Operational costs aren’t something you can easily quantify, but you need a risk model in place to understand that you may experience an outage eventually.

For example, recently, an individual contributor in an organization went rogue and opted to make some significant firewall changes — during business hours. This pushed down a rule set to dozens of firewalls that caused their company to become completely isolated from the Internet as their firewalls were widely distributed to dozens of sites, making it tough for their IT team to readily access. This led to four hours of lost business and outages across thousands of sites. This may sound familiar to you — Facebook experienced a similar outage.

If that organization used a converged, cloud-delivered, VMware SASE-based solution, they wouldn’t have been isolated from the management capabilities of that solution. While a handful of end users might have been impacted, the IT team could have easily resolved the issue.

With a converged solution, a low TCO is an easy target to hit because everything is cloud-hosted. You don’t need to set it up, maintain it, or patch it. And by using a single pane of glass, it’s cheaper and easier to operate.

Diving deeper, Forrester’s 2022 Total Economic Impact study revealed that a single pane of glass helped companies extract significant operational benefits by managing their networking and security infrastructure. This eliminated the burden of designing, deploying, and troubleshooting the lifecycle of on-premises solutions.

3. Full bandwidth utilization

Most SASE vendors rely very heavily on legacy connectivity methods that restrict bandwidth.

As network traffic continues to grow, the need for higher bandwidth will continue to outpace what’s possible with legacy solutions. Instead, many enterprises opt for broadband circuits, bolstering their reliability with SD-WAN. This empowers IT teams to either replace or augment their legacy circuits without being gated by lower bandwidth legacy circuits.

For example, some businesses are ditching their MPLS for SD-WAN because MPLS is cost-prohibitive and they don’t get a lot of throughput for their ROI.

What kind of solution should you seek? Check out VMware SD-WAN, which provides secure and reliable connectivity from anywhere and across transport methods like MPLS, cable, DSL, LTE, or even satellite links when necessary.

Further, VMware SD-WAN offers Dynamic Multipath Optimization (DMPO) that helps you exploit all the available bandwidth across your multiple links.

But what if you don’t use dual links? If you’re using broadband connectivity for just a single link, there’s no guarantee the link will remain healthy. Leveraging DMPO helps there too.
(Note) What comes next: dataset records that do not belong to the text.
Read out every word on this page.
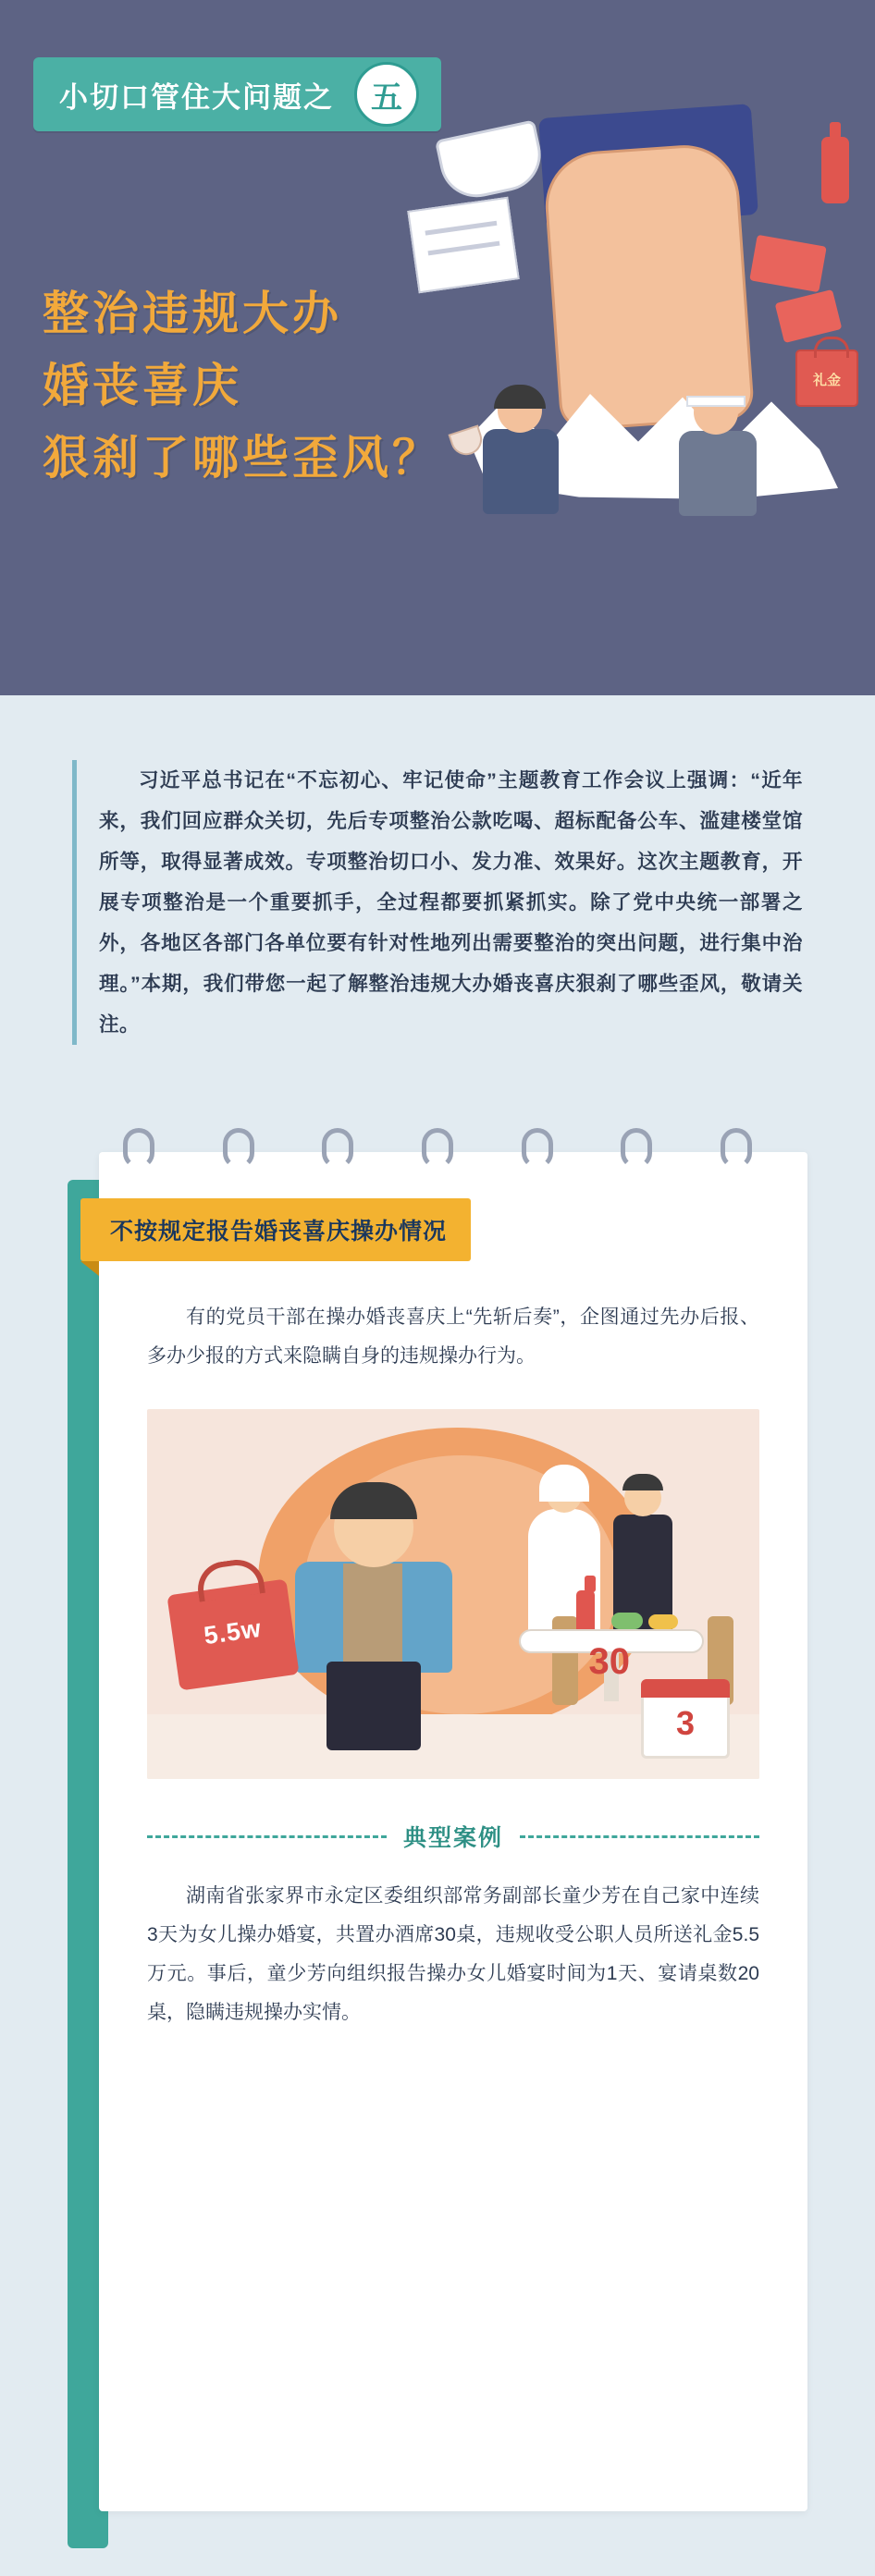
小切口管住大问题之	五
礼金
整治违规大办
婚丧喜庆
狠刹了哪些歪风？

习近平总书记在“不忘初心、牢记使命”主题教育工作会议上强调：“近年来，我们回应群众关切，先后专项整治公款吃喝、超标配备公车、滥建楼堂馆所等，取得显著成效。专项整治切口小、发力准、效果好。这次主题教育，开展专项整治是一个重要抓手，全过程都要抓紧抓实。除了党中央统一部署之外，各地区各部门各单位要有针对性地列出需要整治的突出问题，进行集中治理。”本期，我们带您一起了解整治违规大办婚丧喜庆狠刹了哪些歪风，敬请关注。

不按规定报告婚丧喜庆操办情况

有的党员干部在操办婚丧喜庆上“先斩后奏”，企图通过先办后报、多办少报的方式来隐瞒自身的违规操办行为。

5.5w
30
3
典型案例

湖南省张家界市永定区委组织部常务副部长童少芳在自己家中连续3天为女儿操办婚宴，共置办酒席30桌，违规收受公职人员所送礼金5.5万元。事后，童少芳向组织报告操办女儿婚宴时间为1天、宴请桌数20桌，隐瞒违规操办实情。
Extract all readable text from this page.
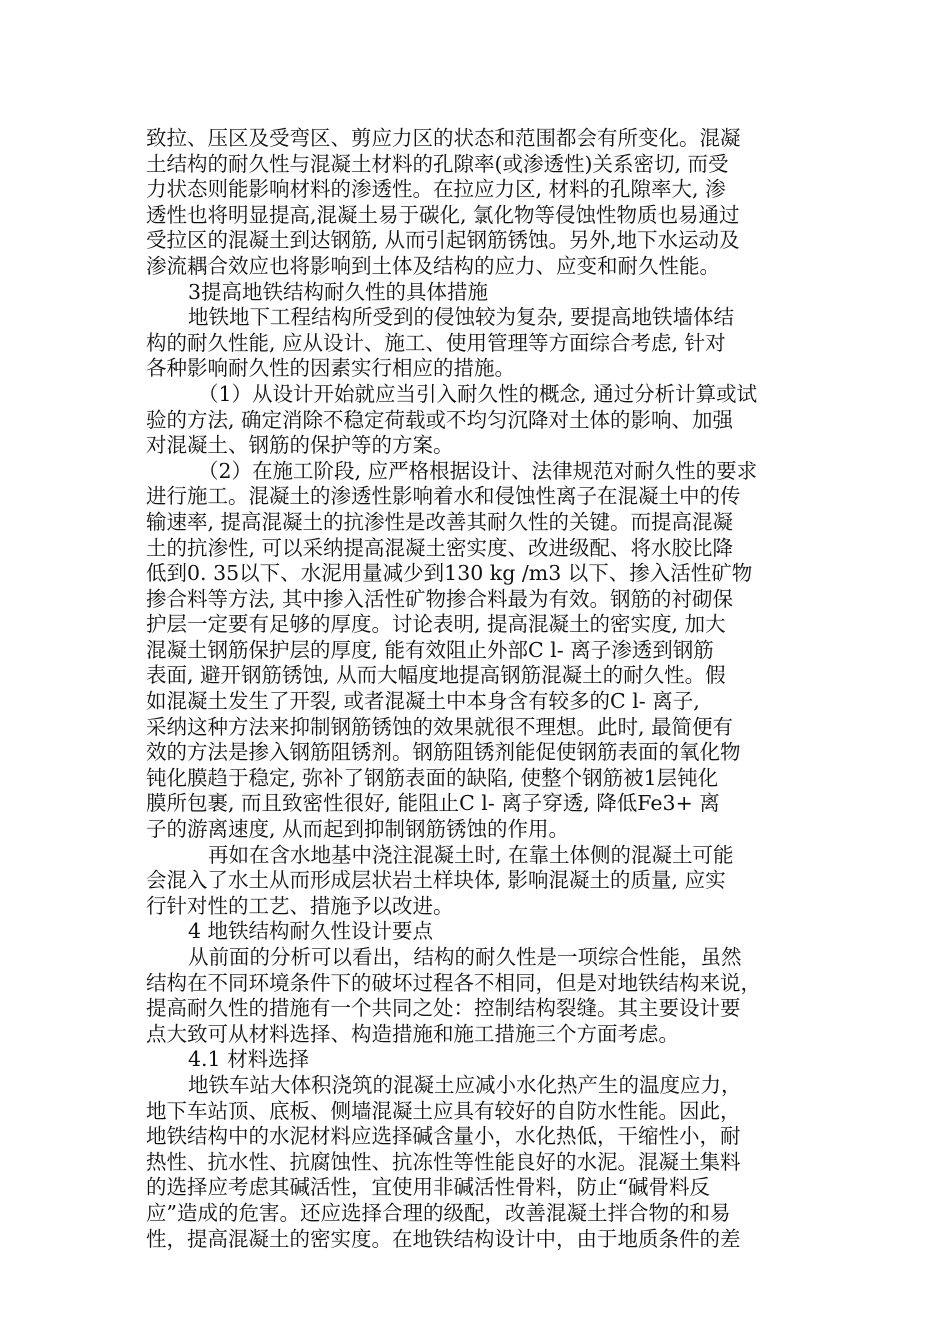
致拉、压区及受弯区、剪应力区的状态和范围都会有所变化。混凝
土结构的耐久性与混凝土材料的孔隙率(或渗透性)关系密切, 而受
力状态则能影响材料的渗透性。在拉应力区, 材料的孔隙率大, 渗
透性也将明显提高,混凝土易于碳化, 氯化物等侵蚀性物质也易通过
受拉区的混凝土到达钢筋, 从而引起钢筋锈蚀。另外,地下水运动及
渗流耦合效应也将影响到土体及结构的应力、应变和耐久性能。
3提高地铁结构耐久性的具体措施
地铁地下工程结构所受到的侵蚀较为复杂, 要提高地铁墙体结
构的耐久性能, 应从设计、施工、使用管理等方面综合考虑, 针对
各种影响耐久性的因素实行相应的措施。
（1）从设计开始就应当引入耐久性的概念, 通过分析计算或试
验的方法, 确定消除不稳定荷载或不均匀沉降对土体的影响、加强
对混凝土、钢筋的保护等的方案。
（2）在施工阶段, 应严格根据设计、法律规范对耐久性的要求
进行施工。混凝土的渗透性影响着水和侵蚀性离子在混凝土中的传
输速率, 提高混凝土的抗渗性是改善其耐久性的关键。而提高混凝
土的抗渗性, 可以采纳提高混凝土密实度、改进级配、将水胶比降
低到0. 35以下、水泥用量减少到130 kg /m3 以下、掺入活性矿物
掺合料等方法, 其中掺入活性矿物掺合料最为有效。钢筋的衬砌保
护层一定要有足够的厚度。讨论表明, 提高混凝土的密实度, 加大
混凝土钢筋保护层的厚度, 能有效阻止外部C l- 离子渗透到钢筋
表面, 避开钢筋锈蚀, 从而大幅度地提高钢筋混凝土的耐久性。假
如混凝土发生了开裂, 或者混凝土中本身含有较多的C l- 离子,
采纳这种方法来抑制钢筋锈蚀的效果就很不理想。此时, 最简便有
效的方法是掺入钢筋阻锈剂。钢筋阻锈剂能促使钢筋表面的氧化物
钝化膜趋于稳定, 弥补了钢筋表面的缺陷, 使整个钢筋被1层钝化
膜所包裹, 而且致密性很好, 能阻止C l- 离子穿透, 降低Fe3+ 离
子的游离速度, 从而起到抑制钢筋锈蚀的作用。
再如在含水地基中浇注混凝土时, 在靠土体侧的混凝土可能
会混入了水土从而形成层状岩土样块体, 影响混凝土的质量, 应实
行针对性的工艺、措施予以改进。
4 地铁结构耐久性设计要点
从前面的分析可以看出，结构的耐久性是一项综合性能，虽然
结构在不同环境条件下的破坏过程各不相同，但是对地铁结构来说，
提高耐久性的措施有一个共同之处：控制结构裂缝。其主要设计要
点大致可从材料选择、构造措施和施工措施三个方面考虑。
4.1 材料选择
地铁车站大体积浇筑的混凝土应减小水化热产生的温度应力，
地下车站顶、底板、侧墙混凝土应具有较好的自防水性能。因此，
地铁结构中的水泥材料应选择碱含量小，水化热低，干缩性小，耐
热性、抗水性、抗腐蚀性、抗冻性等性能良好的水泥。混凝土集料
的选择应考虑其碱活性，宜使用非碱活性骨料，防止“碱骨料反
应”造成的危害。还应选择合理的级配，改善混凝土拌合物的和易
性，提高混凝土的密实度。在地铁结构设计中，由于地质条件的差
For example, let’s say your service provider provides you with one terabyte of connectivity. This doesn’t mean you’re consistently guaranteed one terabyte. Sometimes WAN conditions deteriorate, where you only receive 800 – 900 Mbps. And when the bandwidth drops, so do the packets. But through DMPO, packets can be replicated, which reduces the probability of packet loss by 50% so you avoid poor connectivity conditions.

From simplifying operations to slashing TCO to boosting bandwidth, a converged VMware SASE solution offers countless benefits — and it’s right around the corner. By converging your SASE services with a single vendor, you’ll take your network management to the next level — empowering your company to concentrate more on expanding its business and spend less time on managing network logistics.